# Let's program a chatbot! 

## What is a chatbot?

A **chatbot** is a software application:
- used to conduct an on-line chat conversation via text or text-to-speech
- supposed to replace a live human agent
- designed to convincingly simulate the way a human would behave as a conversational partner
- require continuous tuning and testing




** Applications**:
- customer service
- request routing
- information gathering


![Picture title](img/image-20200917-165530.png)

**Types**:
- using extensive word-classification processes, natural language processors, and sophisticated AI
- simply scanning for general keywords and generating responses using common phrases obtained from an associated library or database

1- **HOMEWORK QUESTION** (do your own research and answer): What is the difference between a chatbot, a socialbot and a virtual assistant?
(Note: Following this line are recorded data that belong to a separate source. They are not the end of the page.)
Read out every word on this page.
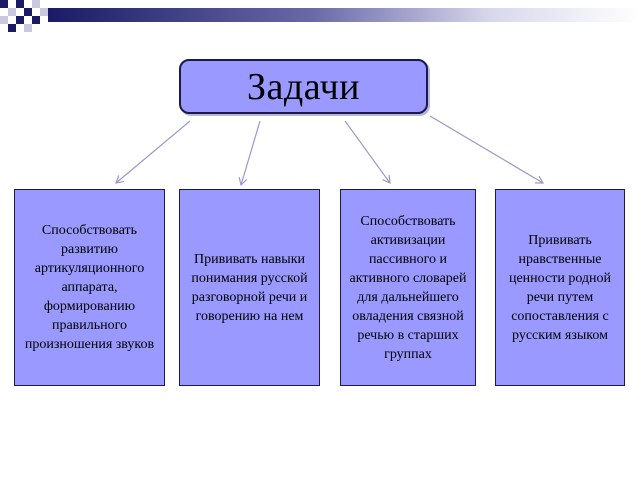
Задачи
Способствовать развитию артикуляционного аппарата, формированию правильного произношения звуков
Прививать навыки понимания русской разговорной речи и говорению на нем
Способствовать активизации пассивного и активного словарей для дальнейшего овладения связной речью в старших группах
Прививать нравственные ценности родной речи путем сопоставления с русским языком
<p style="color:green;"><b>Type your response here<b><p>

## Turing test

The **Turing test**, originally called **the imitation game** by Alan Turing in 1950, is a test of a machine's ability to exhibit intelligent behaviour equivalent to, or indistinguishable from, that of a human.

**IF YOU FANCY**: 
- Watch a great movie about Alan Turing and Enigma code: https://www.imdb.com/title/tt2084970/
- Food for thought: would an AI purposefully hide its superintelligence in fear of being destroyed? Maybe it is intentionally failing Turing test? (if you are interested in this topic, "Philosophy of AI" is the general field this question belongs to)


**Please watch a video about Turing test**: https://www.youtube.com/watch?v=3wLqsRLvV-c

** Please watch a short video about Eliza**: https://www.youtube.com/watch?v=RMK9AphfLco


**IF YOU FANCY**: Chat with Eliza if you feel like: https://web.njit.edu/~ronkowit/eliza.html

![Picture title](image-20200917-152808.png)

# Edit distance

**Edit distance** is a way of quantifying how dissimilar two strings (e.g. words) are to one another by counting the minimum number of operations required to transform one string into the other. **Levenshtein distance** is the most common metric and often used interchangeably with edit distance.

![Picture title](img/image-20200917-174435.png)
Vladimir Levenstein, a Russian scientist who developed the Levenstein Distance algorithm in 1965.

![Picture title](img/image-20200917-174109.png)
(Image source (and a good read): https://medium.com/@ethannam/understanding-the-levenshtein-distance-equation-for-beginners-c4285a5604f0)

**How do we use edit distance?**

- computational biology/bioinformatics (comparing DNA sequences)
- correction of spelling mistakes or OCR errors
- approximate string matching, where the objective is to find matches for short strings in many longer texts, in situations where a small number of differences is to be expected (e.g. encryption).
- auto suggestions of words
- information rertieval
- machine translation



### Spell Check example
The following code queries using  name of a director on the ** IMDB dataset** and shows the **titles of their movies**.
If the user inserts a wrong spelling it tries to match it to the directors it already knows using the Levenshtein Distance implemented in NLTK:

https://python.gotrained.com/nltk-edit-distance-jaccard-distance/



In [None]:
!pip install nltk
import pandas as pd #import Pandas library for data manipulation and analysis
import nltk

movies = pd.read_csv("IMDb movies.csv")#read the file containing movies data

#find directors with >10 movies , (to reduce search time)
#create an array of unique values from the 'director' column
directors = movies[movies.groupby('director')['director'].transform('size') > 10]['director'].unique()

quit =False
while(not quit):
    
    input_name = input("Enter a director's full name(example: David Lynch):Press q to quit)")
    quit = (input_name=="q")
    if(not quit):
        if(input_name in directors):
            #find movies of the specified director
            movie_names = movies.loc[movies['director'] == input_name]['original_title']
            print("Here are the name of movies I know directed by " +input_name +":")
            display(movie_names.reset_index(drop=True))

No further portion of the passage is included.